Recently, a proof-of-concept (PoC) Windows exploit was published on the Internet and taken down soon after. The PoC is related to a RCE (Remote Code Execution) vulnerability found in the Windows Print Spooler service. At the time of writing this post, the vulnerability has already been addressed and patched out by Microsoft.
The security flaw is tracked as CVE-2021-1675, and it can be exploited by hackers to acquire remote control of systems affected by it. The Print Spooler service is responsible for managing the printing process on Windows computers. Its main job is to temporarily store print jobs on the memory of the computer until the printing process begins.
One of the reasons such an attack is a potential reason for concern is the large attack surface that it provides. Another one is the fact that the Print Spooler service runs with on an elevated privilege level and can load third-party code.
According to an advisory released by Microsoft that addresses this problem. There are several ways this attack could be initiated. The hacker can remotely (through Secure Shell Control) or locally (through a keyboard, a console, etc.) access the targeted system, or they can rely on the user interacting with a malicious file, link, etc.

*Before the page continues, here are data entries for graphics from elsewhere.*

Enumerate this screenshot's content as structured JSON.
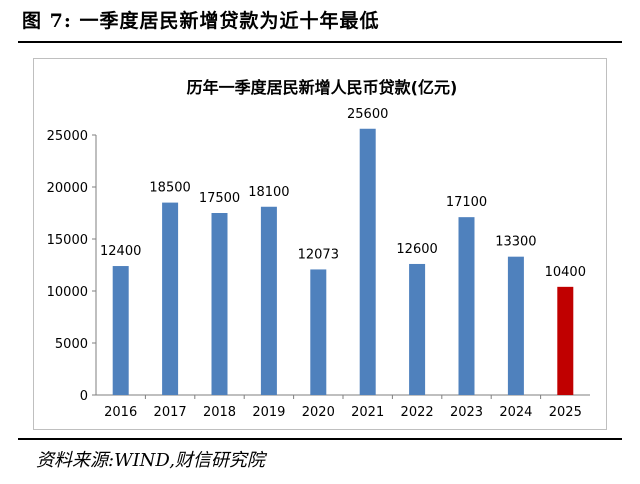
{
  "figure": {
    "title": "图 7:  一季度居民新增贷款为近十年最低",
    "source": "资料来源:WIND,财信研究院"
  },
  "chart_data": {
    "type": "bar",
    "title": "历年一季度居民新增人民币贷款(亿元)",
    "categories": [
      "2016",
      "2017",
      "2018",
      "2019",
      "2020",
      "2021",
      "2022",
      "2023",
      "2024",
      "2025"
    ],
    "values": [
      12400,
      18500,
      17500,
      18100,
      12073,
      25600,
      12600,
      17100,
      13300,
      10400
    ],
    "data_labels": [
      "12400",
      "18500",
      "17500",
      "18100",
      "12073",
      "25600",
      "12600",
      "17100",
      "13300",
      "10400"
    ],
    "ylim": [
      0,
      25000
    ],
    "yticks": [
      "0",
      "5000",
      "10000",
      "15000",
      "20000",
      "25000"
    ],
    "ytick_values": [
      0,
      5000,
      10000,
      15000,
      20000,
      25000
    ],
    "grid": false,
    "legend": "none",
    "colors": {
      "default": "#4f81bd",
      "highlight": "#c00000",
      "highlight_index": 9
    },
    "xlabel": "",
    "ylabel": ""
  }
}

When the flaw was first addressed by Microsoft, it was categorized as an elevation of privilege-type of vulnerability. On June 21st, Microsoft revised the impact of the flaw and changed its classification to the RCE type – a more severe and dangerous category of security flaws.

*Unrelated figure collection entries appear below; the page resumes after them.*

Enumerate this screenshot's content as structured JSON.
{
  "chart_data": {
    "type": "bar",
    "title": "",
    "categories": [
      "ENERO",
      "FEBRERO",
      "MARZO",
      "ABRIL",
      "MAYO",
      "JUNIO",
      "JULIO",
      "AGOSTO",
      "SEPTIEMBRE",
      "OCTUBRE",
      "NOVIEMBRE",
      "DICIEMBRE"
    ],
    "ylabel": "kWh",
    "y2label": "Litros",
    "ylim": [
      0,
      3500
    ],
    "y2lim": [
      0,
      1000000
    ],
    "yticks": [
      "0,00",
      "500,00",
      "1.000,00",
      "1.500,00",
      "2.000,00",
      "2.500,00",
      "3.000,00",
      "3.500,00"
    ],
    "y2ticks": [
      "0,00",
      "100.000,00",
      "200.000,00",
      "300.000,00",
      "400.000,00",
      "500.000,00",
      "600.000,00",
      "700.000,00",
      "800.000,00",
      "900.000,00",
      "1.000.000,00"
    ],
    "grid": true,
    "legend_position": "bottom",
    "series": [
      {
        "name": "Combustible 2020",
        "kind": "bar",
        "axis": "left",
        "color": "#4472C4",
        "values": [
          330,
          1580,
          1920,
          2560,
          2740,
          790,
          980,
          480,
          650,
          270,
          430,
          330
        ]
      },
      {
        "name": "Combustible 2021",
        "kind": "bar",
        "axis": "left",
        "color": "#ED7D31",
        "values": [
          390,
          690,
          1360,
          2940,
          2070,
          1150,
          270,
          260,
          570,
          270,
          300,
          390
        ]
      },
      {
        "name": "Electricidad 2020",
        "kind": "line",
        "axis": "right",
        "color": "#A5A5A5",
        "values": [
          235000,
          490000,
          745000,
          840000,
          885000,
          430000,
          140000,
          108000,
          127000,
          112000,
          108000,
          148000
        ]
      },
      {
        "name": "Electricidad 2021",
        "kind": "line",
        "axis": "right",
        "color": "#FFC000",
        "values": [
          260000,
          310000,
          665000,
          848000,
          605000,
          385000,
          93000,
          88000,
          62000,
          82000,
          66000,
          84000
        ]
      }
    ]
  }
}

Earlier this week, QiAnXin, a Chinese security company, disclosed that it has successfully come up with a way to exploit the vulnerability and perform a successful attack with its help as a proof-of-concept.
The researchers at QiAnXin haven’t shared any technical details about their successfull exploitation of the RCE bug, but another cybersecurity company based in Hong Kong has also stated that it has been able to exploit this vulnerability. That company’s name is Sangfor and it publicly shared their proof-of-concept code on GitHub. The PoC was available to the public for a few hours before it was taken down. The Sangfor company gave this vulnerability the PringNightmare codename.

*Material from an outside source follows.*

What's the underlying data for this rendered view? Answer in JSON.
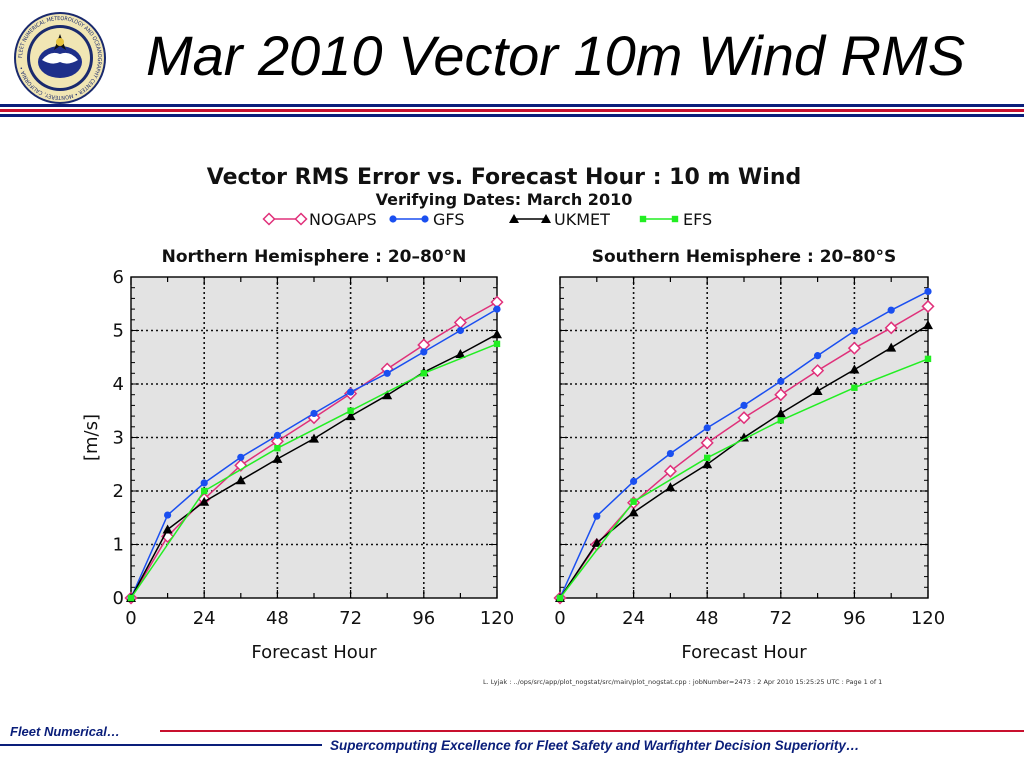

Zhiniang Peng, the Principal Security Researcher at Sangfor, stated that the company has deleted the PoC and that it advises Windows users to update their OS to its latest version and/or to disable the Spooler service as means of protecting their PC from potential attacks that try to exploit the newly-discovered bug.
This isn’t the first instance of vulnerabilities being detected in the Windows Print Spooler service. Last year, Microsoft has fixed at least three other bugs related to the same service, namely CVE-2020-1048, CVE-2020-1300, and CVE-2020-1337. Back in 2010, a vulnerability in the Print Spooler service was even used to spread the Stuxnet worm threat that targeted nuclear installations in Iran.